Un ordre, à peine murmuré. Mes yeux pourtant, aspirés par la courbe de sa bouche, interceptent chaque lettre sur le velours de ses lèvres, jusqu’au tressaillement de sa mâchoire. Elle aurait crié « Avada Kedavra », j'aurais moins tetanisé... Là, le pictogramme « toxique » rouge avec la tête de mort vient de s'autotatouer sur ma tronche de cake, version « ne pas ingérer », certifié dangereux.

Dans son regard, revenu à moi, l’incompréhension vacille au bord d’une faille. À sec, sans rien à quoi me hisser, je lui jette cette unique phrase, ce résidu de courage, de vérité mal placée, qu’elle balaiera surement d’un revers de paupières :

— Tu m’as manqué.

Je devrais fermer ma gueule : trop tard pour sauver la face, trop tôt pour espérer qu’elle accepte ce degré de confession.

Elle tressaille, le corps tiré en arrière, genre coup de jus. Une onde de douleur passe sur ses traits. Je l’ai fendue. Pas effleurée. Fendue net. Faut croire que même l’honnêteté griffe.

Le cristal de ses yeux se trouble, s’opacifie.
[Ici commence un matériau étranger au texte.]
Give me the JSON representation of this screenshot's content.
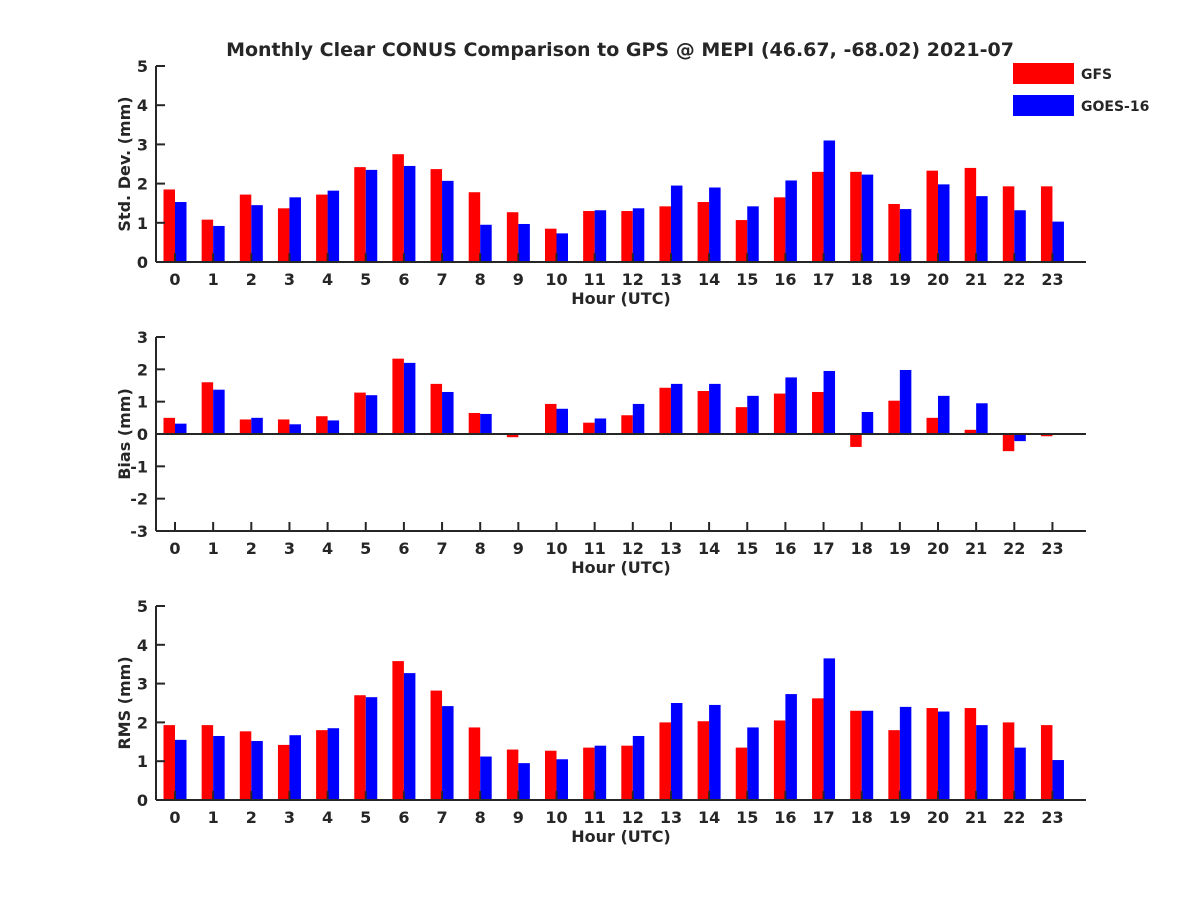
{
  "chart_data": {
    "type": "bar",
    "title": "Monthly Clear CONUS Comparison to GPS @ MEPI (46.67, -68.02) 2021-07",
    "legend": {
      "placement": "top-right",
      "entries": [
        {
          "name": "GFS",
          "color": "#ff0000"
        },
        {
          "name": "GOES-16",
          "color": "#0000ff"
        }
      ]
    },
    "categories": [
      "0",
      "1",
      "2",
      "3",
      "4",
      "5",
      "6",
      "7",
      "8",
      "9",
      "10",
      "11",
      "12",
      "13",
      "14",
      "15",
      "16",
      "17",
      "18",
      "19",
      "20",
      "21",
      "22",
      "23"
    ],
    "panels": [
      {
        "ylabel": "Std. Dev. (mm)",
        "xlabel": "Hour (UTC)",
        "ylim": [
          0,
          5
        ],
        "yticks": [
          "0",
          "1",
          "2",
          "3",
          "4",
          "5"
        ],
        "series": [
          {
            "name": "GFS",
            "color": "#ff0000",
            "values": [
              1.85,
              1.08,
              1.72,
              1.37,
              1.72,
              2.42,
              2.75,
              2.37,
              1.78,
              1.27,
              0.85,
              1.3,
              1.3,
              1.42,
              1.53,
              1.07,
              1.65,
              2.3,
              2.3,
              1.48,
              2.33,
              2.4,
              1.93,
              1.93
            ]
          },
          {
            "name": "GOES-16",
            "color": "#0000ff",
            "values": [
              1.53,
              0.92,
              1.45,
              1.65,
              1.82,
              2.35,
              2.45,
              2.07,
              0.95,
              0.97,
              0.73,
              1.32,
              1.37,
              1.95,
              1.9,
              1.42,
              2.08,
              3.1,
              2.23,
              1.35,
              1.98,
              1.68,
              1.32,
              1.03
            ]
          }
        ]
      },
      {
        "ylabel": "Bias (mm)",
        "xlabel": "Hour (UTC)",
        "ylim": [
          -3,
          3
        ],
        "yticks": [
          "-3",
          "-2",
          "-1",
          "0",
          "1",
          "2",
          "3"
        ],
        "series": [
          {
            "name": "GFS",
            "color": "#ff0000",
            "values": [
              0.5,
              1.6,
              0.45,
              0.45,
              0.55,
              1.28,
              2.33,
              1.55,
              0.65,
              -0.1,
              0.93,
              0.35,
              0.58,
              1.43,
              1.33,
              0.83,
              1.25,
              1.3,
              -0.4,
              1.03,
              0.5,
              0.13,
              -0.53,
              -0.07
            ]
          },
          {
            "name": "GOES-16",
            "color": "#0000ff",
            "values": [
              0.32,
              1.37,
              0.5,
              0.3,
              0.42,
              1.2,
              2.2,
              1.3,
              0.62,
              0.0,
              0.78,
              0.48,
              0.93,
              1.55,
              1.55,
              1.18,
              1.75,
              1.95,
              0.68,
              1.98,
              1.18,
              0.95,
              -0.22,
              0.0
            ]
          }
        ]
      },
      {
        "ylabel": "RMS (mm)",
        "xlabel": "Hour (UTC)",
        "ylim": [
          0,
          5
        ],
        "yticks": [
          "0",
          "1",
          "2",
          "3",
          "4",
          "5"
        ],
        "series": [
          {
            "name": "GFS",
            "color": "#ff0000",
            "values": [
              1.93,
              1.93,
              1.77,
              1.42,
              1.8,
              2.7,
              3.58,
              2.82,
              1.87,
              1.3,
              1.27,
              1.35,
              1.4,
              2.0,
              2.03,
              1.35,
              2.05,
              2.62,
              2.3,
              1.8,
              2.37,
              2.37,
              2.0,
              1.93
            ]
          },
          {
            "name": "GOES-16",
            "color": "#0000ff",
            "values": [
              1.55,
              1.65,
              1.52,
              1.67,
              1.85,
              2.65,
              3.27,
              2.42,
              1.12,
              0.95,
              1.05,
              1.4,
              1.65,
              2.5,
              2.45,
              1.87,
              2.73,
              3.65,
              2.3,
              2.4,
              2.28,
              1.93,
              1.35,
              1.03
            ]
          }
        ]
      }
    ]
  }
}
Tel un barrage qui ouvre ses vannes, sa colère déferle et je sais que le flot va me heurter de plein fouet. Ses larmes et sa rage, c’est du jamais-vu. Première tempête. Première apocalypse. Son visage se décompose sous la détresse. Sa lèvre inférieure subit le supplice de ses dents. Elle serre, elle s’accroche. Elle veut pas s’effondrer devant moi. Elle veut pas que je découvre le cratère. Sa bouche frémit d’une réplique que je devine acérée. Coupable, je l’invite. Allez, coupe, tire, crache, Vi. J'ai besoin que tu me haïsses...

— Dis-le… je le mérite.

— Va au diable, James Cameron.

Pareille à une balle dirigée téléguidée, elle expulse l'insulte et chaque syllabe m’éventre. Elle m’a radié. Je la perds au ralenti et j’ai même pas la force de tenter de la retenir. En un clignement, elle tourne les talons et je reste. Délesté. Défunt. Démuni.